Friday, May 7, 2010

The Seeds have been Sown

The week started with a loss. A young hybrid called Gina became the first victim of the virus' assault. She passed on at exactly 11 PM, April 25th. She'd been brave until the end, but I did not want to see a similar fate for anyone else, including myself. After much work and long nights, Dr. Parkin, myself, and others developed a cure that would permanently stop the virus from spreading.

There were some moments of cabin fever to tend to in the days leading up to the cure's development. Patients in the MCMC were slowly going mad, namely Mitka and a young kitsune hybrid named Adam. Mitka actually had to be restrained after she killed two male staff members and even tried to eat Echo. Claire equally had been biting any nurse that tried to treat her. The stress was showing in staff too. Dr. Weymss pretty much told Mitka off after she pleaded for someone to help Claire only to demand that it be me and no one else.

The kitsune was just lashing out at everyone I think. It was the night I started mass production of the cure remedy at the lab. The trial batch had worked fine on Adagio, Violet, and Arwen so they had been released. While the vaccine was being bottled, I ventured over to the MCMC to check on the other patients in quarantine. Even though I told him several times that the cure was literally being made as we spoke, he made threats that he needed to be let out no later than the following day or he'd kill someone. The nurse pissed him off. Mitka pissed him off. I pissed him off. Just too much testosterone I think....

I took it better than I thought.
Lately, things have been quiet. Sure externally I'd get into some bickering with Adagio or one of the other patients that were starting to go a little mad. Other than that though, my mind has been...quieter.

I think it's Adagio's doing. We've been conversing more and more without the use of physical communication and at one point, she gave me a seed of sorts. She didn't really explain what it was, but insisted that I had to take the first step on my own and allow the seed to grow. The voices are still there, but I can hear myself think for once in a long time.

I'm going to need that mental clarity in the future. With the virus issue now in the past, Adagio and I moved to the future. Our future that is. Our son.
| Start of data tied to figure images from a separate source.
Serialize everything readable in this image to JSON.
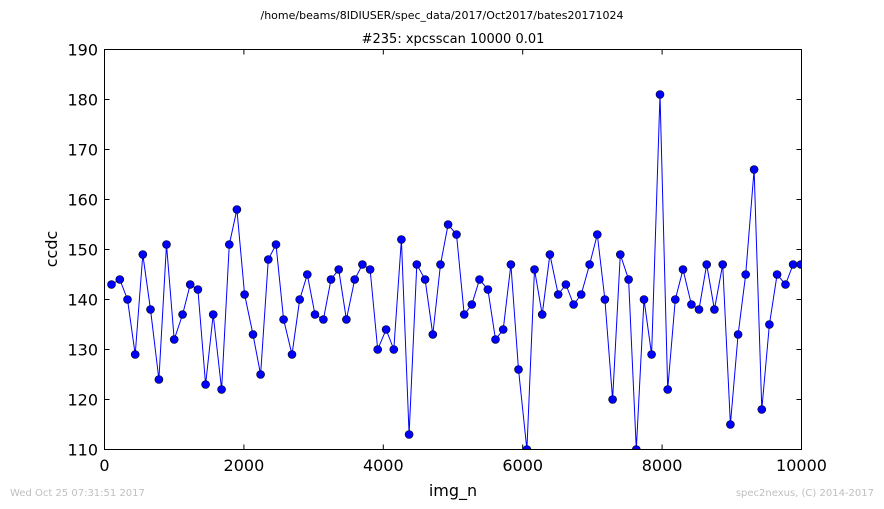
{
  "header": {
    "suptitle": "/home/beams/8IDIUSER/spec_data/2017/Oct2017/bates20171024"
  },
  "footer": {
    "timestamp": "Wed Oct 25 07:31:51 2017",
    "credit": "spec2nexus, (C) 2014-2017"
  },
  "chart_data": {
    "type": "line",
    "title": "#235: xpcsscan 10000 0.01",
    "xlabel": "img_n",
    "ylabel": "ccdc",
    "xlim": [
      0,
      10000
    ],
    "ylim": [
      110,
      190
    ],
    "xticks": [
      "0",
      "2000",
      "4000",
      "6000",
      "8000",
      "10000"
    ],
    "yticks": [
      "110",
      "120",
      "130",
      "140",
      "150",
      "160",
      "170",
      "180",
      "190"
    ],
    "grid": false,
    "markers": true,
    "series": [
      {
        "color": "#0000ff",
        "x": [
          100,
          220,
          330,
          440,
          550,
          660,
          780,
          890,
          1000,
          1120,
          1230,
          1340,
          1450,
          1560,
          1680,
          1790,
          1900,
          2010,
          2130,
          2240,
          2350,
          2460,
          2570,
          2690,
          2800,
          2910,
          3020,
          3140,
          3250,
          3360,
          3470,
          3590,
          3700,
          3810,
          3920,
          4040,
          4150,
          4260,
          4370,
          4480,
          4600,
          4710,
          4820,
          4930,
          5050,
          5160,
          5270,
          5380,
          5500,
          5610,
          5720,
          5830,
          5940,
          6060,
          6170,
          6280,
          6390,
          6510,
          6620,
          6730,
          6840,
          6960,
          7070,
          7180,
          7290,
          7400,
          7520,
          7630,
          7740,
          7850,
          7970,
          8080,
          8190,
          8300,
          8420,
          8530,
          8640,
          8750,
          8870,
          8980,
          9090,
          9200,
          9320,
          9430,
          9540,
          9650,
          9770,
          9880,
          9990
        ],
        "y": [
          143,
          144,
          140,
          129,
          149,
          138,
          124,
          151,
          132,
          137,
          143,
          142,
          123,
          137,
          122,
          151,
          158,
          141,
          133,
          125,
          148,
          151,
          136,
          129,
          140,
          145,
          137,
          136,
          144,
          146,
          136,
          144,
          147,
          146,
          130,
          134,
          130,
          152,
          113,
          147,
          144,
          133,
          147,
          155,
          153,
          137,
          139,
          144,
          142,
          132,
          134,
          147,
          126,
          110,
          146,
          137,
          149,
          141,
          143,
          139,
          141,
          147,
          153,
          140,
          120,
          149,
          144,
          110,
          140,
          129,
          181,
          122,
          140,
          146,
          139,
          138,
          147,
          138,
          147,
          115,
          133,
          145,
          166,
          118,
          135,
          145,
          143,
          147,
          147
        ]
      }
    ]
  }
}
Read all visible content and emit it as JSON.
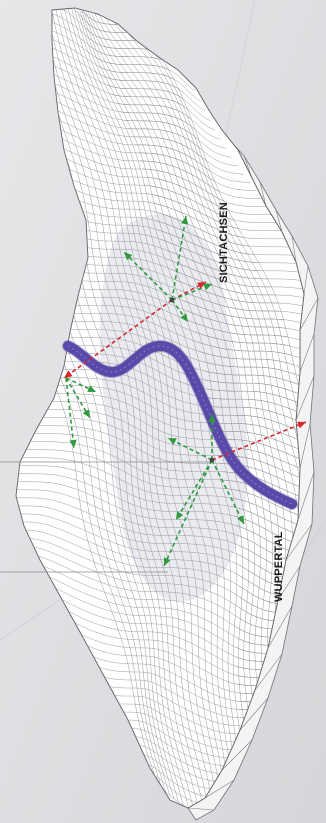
{
  "labels": {
    "sichtachsen": "SICHTACHSEN",
    "wuppertal": "WUPPERTAL"
  },
  "colors": {
    "background": "#dcdddf",
    "terrain_fill": "#ffffff",
    "terrain_edge": "#6f7176",
    "mesh_line": "#8a8c90",
    "valley_tint": "#e3e5ec",
    "river": "#5a49a8",
    "axis_red": "#d8262b",
    "axis_green": "#2f9a3e",
    "leader_line": "#8a8a8a"
  },
  "icons": {
    "viewpoint": "viewpoint-node-icon",
    "arrow": "arrowhead-icon"
  }
}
I only wish I had asked Dr. Junes to do the implanting of the embryo; Adagio's...not the gentlest of souls. Still it's a small pain compared to what's on the way. I'd be lying if I said I wasn't scared. I've lost a child once already. I don't want to lose him too. Even before the embryo was implanted, I found myself talking to him as I tweaked genomes...much like a mother talking to her womb.

I want him and Arwen to be happy and safe. Adagio had the same idea, but of course, she's gone the extra mile and then some. She bought a small private island.

An island! In the middle of freakin' nowhere! We'll have to navigate a damn helicopter just to pick the kids up from school now! Where the hell did she get the money for that anyway?! This is what I get for loving the wickedest woman on the island. Oh Mother and Father above, why did I marry that...that egotistical twig?!


...okay she sold a lot of her personal stock holdings for it. And I know she's not a twig...sorta. Honestly I wish Adagio would not make such major life changing decisions on her own. At least she could ask my imput before signing the papers. From what I understand, the island is outside World union jurisdiction since it was never inhabited. We'll have our own generator, private shipments of supplies, and enough room for the kids. But it's so remote and isolated I worry about how that will affect Arwen and Donatien growing up. Do we really want to shield them from all that happens?

Why does she always do such impulsive things? Adagio thinks everything through except the part where she actually tells me. At the same time though, she has her good impulses. I think she's adopted the female hybrid state of being in heat fully. It's like she has lost the word inhibitions from her vocabulary. Maybe the vaccine did it? Or perhaps she's making up for lost time while in quarantine? I have no idea, but I'm not voicing any complaints. It's a definite change from the Adagio I first met. Still drives me nuts, but she's less cold emotionally if that makes much sense.